譲 「次に、自分の妖力を加えて、後は.....」
と、言った感じ刀を作っていく。そうして打ってはやり直し打っては熱を加えてを繰り返していると数日が経過した。
譲 「う~形としては想像通りかな...」
大樹 「なかなか大変ですね...一から作るのは...」
確かに大変だった。暑さでふらふらになり眠たかった。ずっと熱に当たりながらしていたため、僕と大樹は顔や体が汗でびっしょりだ。途中で水分補給をしたから熱中症などは防ぐ事が出来た。連続で徹夜をして製作をしたおかげで自分好みの刀が一振出来た。大樹も。
譲 「反り良し見た目良し」
大樹 「私も反り良し見た目良しです!」
まず、僕の刀だが真っ白な刀身を持つ白刀だ。その刀を持ってみる。
譲 「おお!結構重いな!しかし、手にしっかりと馴染むな。」
次は刀を振ってみた。
ヒュン!ヒュン!ヒュン!ヒュン!
譲 「風を切る綺麗な音が出るな、次は硬さだ。」
とりあえず、近くの大岩の前に立って居合の構えをとる。そして、
譲 「剣技壱の型 『閃光』」
シャキン!
大岩が綺麗に真っ二つに切れた。しかも肝心の刀は刃こぼれがひとつもしていなかった。
譲 「凄いな!名刀並じゃないか!」
大樹 「やば過ぎません?その刀...」
譲 「大樹の刀はどうだったんだ?」
自分のは凄かったけど大樹の刀も気になる。
大樹 「譲様と同じで普通に大岩が切れました。

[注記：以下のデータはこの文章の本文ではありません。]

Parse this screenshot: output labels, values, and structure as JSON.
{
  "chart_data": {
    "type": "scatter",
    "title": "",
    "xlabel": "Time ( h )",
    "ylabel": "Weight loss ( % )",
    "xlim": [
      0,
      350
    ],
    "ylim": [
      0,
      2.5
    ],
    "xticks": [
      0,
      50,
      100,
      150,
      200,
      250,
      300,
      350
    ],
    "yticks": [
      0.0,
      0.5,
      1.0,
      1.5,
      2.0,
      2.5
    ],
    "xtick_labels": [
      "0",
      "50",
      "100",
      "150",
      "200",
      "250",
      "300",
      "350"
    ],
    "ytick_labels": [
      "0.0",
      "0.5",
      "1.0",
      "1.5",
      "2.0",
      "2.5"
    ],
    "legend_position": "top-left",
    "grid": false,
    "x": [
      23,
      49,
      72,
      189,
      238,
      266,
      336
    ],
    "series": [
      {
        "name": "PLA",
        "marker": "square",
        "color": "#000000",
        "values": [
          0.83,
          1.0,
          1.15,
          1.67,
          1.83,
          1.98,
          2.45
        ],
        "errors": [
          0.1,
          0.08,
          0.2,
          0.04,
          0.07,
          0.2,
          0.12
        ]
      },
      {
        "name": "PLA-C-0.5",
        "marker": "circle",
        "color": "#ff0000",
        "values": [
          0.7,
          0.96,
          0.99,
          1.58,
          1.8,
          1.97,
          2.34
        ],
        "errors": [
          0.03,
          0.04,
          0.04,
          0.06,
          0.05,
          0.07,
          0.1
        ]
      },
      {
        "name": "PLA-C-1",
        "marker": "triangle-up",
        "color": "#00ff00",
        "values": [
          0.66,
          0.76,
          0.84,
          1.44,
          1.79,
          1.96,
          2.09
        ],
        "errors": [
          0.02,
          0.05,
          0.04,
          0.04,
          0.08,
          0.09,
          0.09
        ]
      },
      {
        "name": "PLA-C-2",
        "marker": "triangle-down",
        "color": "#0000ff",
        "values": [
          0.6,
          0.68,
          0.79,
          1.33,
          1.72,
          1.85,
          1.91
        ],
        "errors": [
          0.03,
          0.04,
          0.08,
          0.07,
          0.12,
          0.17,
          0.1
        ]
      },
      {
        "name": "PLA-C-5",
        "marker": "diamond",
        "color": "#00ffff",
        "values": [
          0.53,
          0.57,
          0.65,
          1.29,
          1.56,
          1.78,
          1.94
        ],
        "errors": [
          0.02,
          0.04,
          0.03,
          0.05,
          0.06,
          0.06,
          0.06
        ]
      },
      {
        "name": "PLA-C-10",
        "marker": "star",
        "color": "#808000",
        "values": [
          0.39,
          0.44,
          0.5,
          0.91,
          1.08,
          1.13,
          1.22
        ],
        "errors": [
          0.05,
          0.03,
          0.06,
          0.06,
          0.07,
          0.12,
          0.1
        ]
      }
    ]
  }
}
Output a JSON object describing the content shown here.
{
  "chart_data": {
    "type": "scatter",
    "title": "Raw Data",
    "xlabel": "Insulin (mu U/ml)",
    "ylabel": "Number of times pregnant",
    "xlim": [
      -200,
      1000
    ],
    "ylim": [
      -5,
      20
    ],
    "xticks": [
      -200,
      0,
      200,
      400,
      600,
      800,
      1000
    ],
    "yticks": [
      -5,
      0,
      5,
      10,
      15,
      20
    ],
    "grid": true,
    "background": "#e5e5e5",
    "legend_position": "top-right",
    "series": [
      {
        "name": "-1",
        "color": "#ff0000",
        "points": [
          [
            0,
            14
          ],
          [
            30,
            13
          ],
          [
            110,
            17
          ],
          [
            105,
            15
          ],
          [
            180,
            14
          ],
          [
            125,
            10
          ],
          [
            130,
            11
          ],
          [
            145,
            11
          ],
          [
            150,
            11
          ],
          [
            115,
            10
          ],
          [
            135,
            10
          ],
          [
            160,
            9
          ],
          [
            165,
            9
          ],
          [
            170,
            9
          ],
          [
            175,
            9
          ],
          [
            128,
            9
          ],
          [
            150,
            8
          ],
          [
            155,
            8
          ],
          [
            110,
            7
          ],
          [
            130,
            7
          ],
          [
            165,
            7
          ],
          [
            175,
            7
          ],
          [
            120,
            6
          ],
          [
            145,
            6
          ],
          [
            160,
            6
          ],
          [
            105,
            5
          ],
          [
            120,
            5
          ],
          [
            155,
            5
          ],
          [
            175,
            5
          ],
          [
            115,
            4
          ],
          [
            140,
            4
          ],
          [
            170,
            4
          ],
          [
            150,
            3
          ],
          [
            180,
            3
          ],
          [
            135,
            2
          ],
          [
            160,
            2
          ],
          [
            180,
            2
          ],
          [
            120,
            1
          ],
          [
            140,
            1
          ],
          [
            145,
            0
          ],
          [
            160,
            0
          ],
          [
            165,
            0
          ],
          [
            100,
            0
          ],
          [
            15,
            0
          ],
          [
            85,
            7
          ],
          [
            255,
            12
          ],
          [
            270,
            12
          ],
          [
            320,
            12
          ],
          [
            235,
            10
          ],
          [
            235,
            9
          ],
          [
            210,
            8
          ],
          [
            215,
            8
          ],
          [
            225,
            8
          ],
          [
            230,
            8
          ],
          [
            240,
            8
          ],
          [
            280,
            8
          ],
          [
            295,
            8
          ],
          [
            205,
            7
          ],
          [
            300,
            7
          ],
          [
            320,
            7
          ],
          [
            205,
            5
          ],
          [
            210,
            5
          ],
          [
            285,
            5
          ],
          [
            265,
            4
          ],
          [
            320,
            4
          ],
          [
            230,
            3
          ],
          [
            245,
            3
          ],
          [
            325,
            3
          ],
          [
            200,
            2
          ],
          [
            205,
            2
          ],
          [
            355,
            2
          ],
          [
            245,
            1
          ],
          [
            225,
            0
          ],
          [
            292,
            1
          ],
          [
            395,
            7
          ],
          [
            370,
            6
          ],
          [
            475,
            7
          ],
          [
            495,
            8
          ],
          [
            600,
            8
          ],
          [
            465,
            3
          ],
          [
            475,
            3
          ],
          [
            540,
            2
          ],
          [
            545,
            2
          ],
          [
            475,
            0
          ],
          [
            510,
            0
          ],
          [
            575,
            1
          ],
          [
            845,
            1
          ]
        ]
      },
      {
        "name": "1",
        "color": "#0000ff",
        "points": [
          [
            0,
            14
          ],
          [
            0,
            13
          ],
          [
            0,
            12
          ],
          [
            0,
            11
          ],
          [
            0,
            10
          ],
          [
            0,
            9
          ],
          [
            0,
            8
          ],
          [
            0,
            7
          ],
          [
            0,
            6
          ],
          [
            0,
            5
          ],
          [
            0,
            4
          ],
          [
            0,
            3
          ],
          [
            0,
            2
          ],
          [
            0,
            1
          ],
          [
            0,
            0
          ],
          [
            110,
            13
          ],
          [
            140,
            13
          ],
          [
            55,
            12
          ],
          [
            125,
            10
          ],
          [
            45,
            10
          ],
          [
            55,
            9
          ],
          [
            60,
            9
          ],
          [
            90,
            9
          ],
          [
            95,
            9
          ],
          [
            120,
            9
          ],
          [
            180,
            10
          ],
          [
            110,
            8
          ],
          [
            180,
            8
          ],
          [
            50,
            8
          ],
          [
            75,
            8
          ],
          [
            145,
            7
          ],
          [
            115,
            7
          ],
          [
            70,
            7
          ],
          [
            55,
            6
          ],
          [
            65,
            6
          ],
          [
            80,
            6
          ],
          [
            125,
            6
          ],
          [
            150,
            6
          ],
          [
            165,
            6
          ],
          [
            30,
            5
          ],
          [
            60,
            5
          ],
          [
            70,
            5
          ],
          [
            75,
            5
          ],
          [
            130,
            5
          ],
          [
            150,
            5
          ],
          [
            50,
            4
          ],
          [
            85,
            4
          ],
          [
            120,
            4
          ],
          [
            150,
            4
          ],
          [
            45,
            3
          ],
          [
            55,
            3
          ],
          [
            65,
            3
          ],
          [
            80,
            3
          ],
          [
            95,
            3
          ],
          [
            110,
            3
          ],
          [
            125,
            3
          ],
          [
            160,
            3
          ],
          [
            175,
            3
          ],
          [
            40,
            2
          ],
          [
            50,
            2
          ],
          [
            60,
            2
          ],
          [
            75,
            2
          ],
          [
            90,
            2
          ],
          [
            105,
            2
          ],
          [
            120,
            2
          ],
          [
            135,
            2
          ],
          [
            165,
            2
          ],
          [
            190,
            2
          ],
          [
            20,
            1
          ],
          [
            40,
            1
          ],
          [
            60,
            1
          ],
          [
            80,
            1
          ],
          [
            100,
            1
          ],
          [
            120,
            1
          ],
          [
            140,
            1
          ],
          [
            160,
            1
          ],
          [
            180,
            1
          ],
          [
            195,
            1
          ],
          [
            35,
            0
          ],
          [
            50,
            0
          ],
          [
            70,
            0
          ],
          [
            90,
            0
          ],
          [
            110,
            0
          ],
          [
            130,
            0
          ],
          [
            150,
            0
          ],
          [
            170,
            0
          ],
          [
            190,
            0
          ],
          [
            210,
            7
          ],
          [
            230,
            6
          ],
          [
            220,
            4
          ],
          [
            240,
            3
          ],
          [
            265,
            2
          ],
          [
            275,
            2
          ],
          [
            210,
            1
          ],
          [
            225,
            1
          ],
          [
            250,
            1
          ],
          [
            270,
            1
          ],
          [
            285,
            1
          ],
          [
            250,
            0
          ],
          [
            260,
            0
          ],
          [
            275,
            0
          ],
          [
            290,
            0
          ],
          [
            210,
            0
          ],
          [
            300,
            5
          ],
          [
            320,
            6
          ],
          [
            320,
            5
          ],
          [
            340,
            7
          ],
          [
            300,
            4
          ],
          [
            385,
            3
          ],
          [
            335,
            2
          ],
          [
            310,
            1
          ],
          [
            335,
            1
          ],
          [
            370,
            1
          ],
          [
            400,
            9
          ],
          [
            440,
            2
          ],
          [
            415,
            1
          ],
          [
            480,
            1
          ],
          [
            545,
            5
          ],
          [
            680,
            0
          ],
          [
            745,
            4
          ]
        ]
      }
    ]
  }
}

」
譲 「まぁ、これも極めたからかな?」
能力が本当にチートだな...
譲 「良し、なら名前を付けよう。」
大樹 「自分の半身になるものですからね。」
刀の名前を考える。その時、刀の根元に目が向いた。そこには、椿に近い模様があった。
譲 「決めた!」
大樹 「早くないですか!どのような名前を思いついたんですか?」
譲 「
大樹 「確かに良い名前ですね!私はどんな名前にしましょうか...」
譲 「ゆっくり考えればいいんじゃないか?まぁ、そろそろ旅を再開するか。」
長くここにいたから、次は違うところに行きたい。
大樹 「旅をしている途中に考えるとしましょうか。」
譲 「それじゃぁ、旅の再開だ!」
次は人に出会えるといいな。と、思いながらその場を去った。